Мне было лет пятнадцать, когда произошла знаменательная встреча с человеком в полном смысле слова приложившим руку к моему воспитанию, и знакомство с которым, едва не закончилось плачевно.
Как-то ранней весной, помню звенела капель, по дороге из школы завернул в наш сарай. В углу в сломанном кресле в окружении нескольких пацанов восседал Вица-мариец. Компания резалась в «буру».
В другом углу сарая угрюмо скучал Тараска, лентяй и двоечник из параллельного класса, прибившийся к нам по территориальному признаку — он жил в соседнем бараке. Тараска был человеком одного стиха, то есть за все годы учёбы из школьной программы ему удалось заучить лишь одно стихотворение, кажется что-то симоновское о войне. Помнится, там была такая строка: «… из многих лиц узнал бы я мальчонку, но как зовут, забыл его спросить». Так вот, держали Тараску в школе лишь за декламацию этого стихотворения. Читал он блестяще, вдохновенно закатывая глаза и размахивая руками, словно заправский дирижер, а чистый мальчишеский голос то звенел струной, то опускался до трагического шепота. С этим номером он выступал на школьных концертах и смотрах художественной самодеятельности города, срывая бурные аплодисменты зрителей и выжимая слезу у пожилых членов жюри. К сожалению, все старания учителей заставить Тараску выучить хотя бы еще одно стихотворение были тщетны, как ни бились педагоги, больше двух строчек запомнить он не мог. С науками у него вообще не ладилось, из всей древней истории, например, он запомнил только тирана Пизистрата, да и то правильно произнести имя грека был не в силах. Естественно, одноклассники завидовали его славе декламатора и в отместку всячески издевались над бедолагой. Он был вынужден искать защиту у нашей кодлы, но и здесь не пришелся ко двору и использовался, как говорится, на подхвате — за портвейном сбегать или постоять на шухере, когда мы чистили ларьки и палатки. Но разговор идёт не о нем, этот персонаж вспомнился просто по ходу повествования. Вообще-то меня окружало немало интересных людей, и не только ровесников. Обо всех не расскажешь, упомяну хотя бы двух бывших ссыльных из нашего дома.

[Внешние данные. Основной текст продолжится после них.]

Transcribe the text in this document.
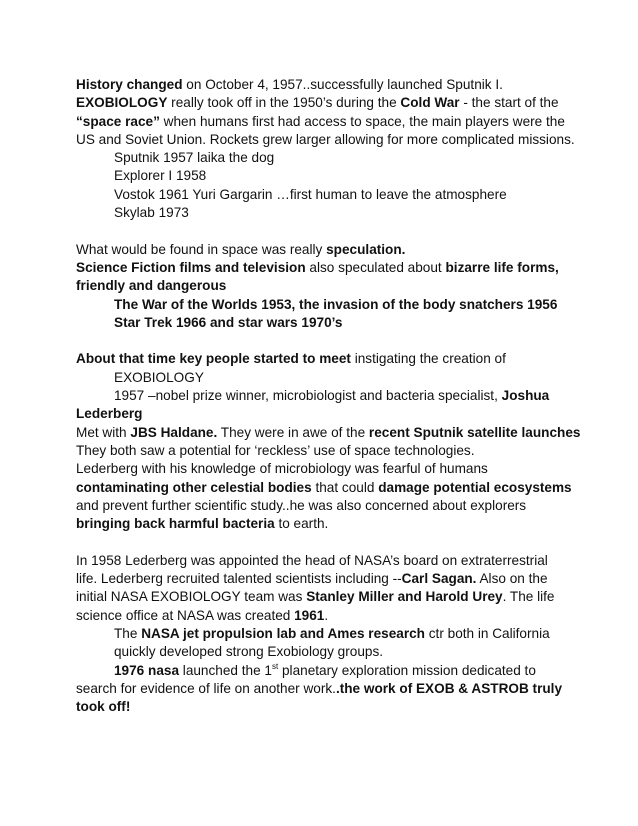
History changed on October 4, 1957..successfully launched Sputnik I.
EXOBIOLOGY really took off in the 1950’s during the Cold War - the start of the
“space race” when humans first had access to space, the main players were the
US and Soviet Union. Rockets grew larger allowing for more complicated missions.
Sputnik 1957 laika the dog
Explorer I 1958
Vostok 1961 Yuri Gargarin …first human to leave the atmosphere
Skylab 1973
What would be found in space was really speculation.
Science Fiction films and television also speculated about bizarre life forms,
friendly and dangerous
The War of the Worlds 1953, the invasion of the body snatchers 1956
Star Trek 1966 and star wars 1970’s
About that time key people started to meet instigating the creation of
EXOBIOLOGY
1957 –nobel prize winner, microbiologist and bacteria specialist, Joshua
Lederberg
Met with JBS Haldane. They were in awe of the recent Sputnik satellite launches
They both saw a potential for ‘reckless’ use of space technologies.
Lederberg with his knowledge of microbiology was fearful of humans
contaminating other celestial bodies that could damage potential ecosystems
and prevent further scientific study..he was also concerned about explorers
bringing back harmful bacteria to earth.
In 1958 Lederberg was appointed the head of NASA’s board on extraterrestrial
life. Lederberg recruited talented scientists including --Carl Sagan. Also on the
initial NASA EXOBIOLOGY team was Stanley Miller and Harold Urey. The life
science office at NASA was created 1961.
The NASA jet propulsion lab and Ames research ctr both in California
quickly developed strong Exobiology groups.
1976 nasa launched the 1st planetary exploration mission dedicated to
search for evidence of life on another work..the work of EXOB & ASTROB truly
took off!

В комнате под нами проживала неприметная лысая старушка с вечно висящей под носом хрустальной каплей. Трагедия её жизни повторяла драматическую историю несчастной страны. Старая дворянка пережила мужа — командира гусарского эскадрона, расстрелянного в революцию, и сына — партийного работника, погибшего в лагере, куда его отправили по «Ленинградскому делу». В десятом классе, когда родители решили, что я должен поступать в московский инъяз, я брал у нее уроки английского и старушка, радуясь собеседнику, рассказывала, как юности училась в Лондоне, дружила с будущей женой У. Черчилля и играла в теннис с членами королевской семьи. Будучи молодым дуралеем, я слушал ее рассказы в пол-уха, напряженно гадая, успеет ли старая смахнуть каплю из под носа или та опять упадет в чашку с чаем.
В квартире напротив обитал сухой желчный старикан, с какой-то непатриотичной и, можно сказать, антисоветской фамилией — то ли Бронтозолер, то ли Немнихер. Думаю, услышав такую фамилию, любому кадровику мечталось, как рядовому махновцу откопать за гумном обрез, отконвоировать Бронтозолера-Немнихера на крутой берег Днепра и расстрелять, к чёртовой матери. Как вы прекрасно понимаете, человек с такой фамилией не мог быть кристально чист, в гражданскую войну он руководил одним из отрядов еврейской самообороны Одессы. С ним я занимался историей СССР. Можете себе представить, какую историю он преподавал! Оказывается, Котовский брал Одессу дважды. Второй раз по договору с ним город захватил Япончик, прототип бабелевского Бени Крика, три дня грабил, а потом торжественно передал частям Красной Армии. По этому поводу баснословный бандюган устроил официальный приём, на котором подавали шампанское «Вдова Клико» и угощали сигарами, завернутыми в долларовые купюры. Газеты писали, что подобного по роскоши приёма Одесса не видела со времен герцога Ришелье. Старик признался, что одну сигару он выкурил, а вторую — таки заныкал. Оказалось, что зря нарушил заповеди Моисеевы, доллары оказались фальшивыми. Ему повезло. В молодости он стал свидетелем и участником исторических событий и настоящих сражений.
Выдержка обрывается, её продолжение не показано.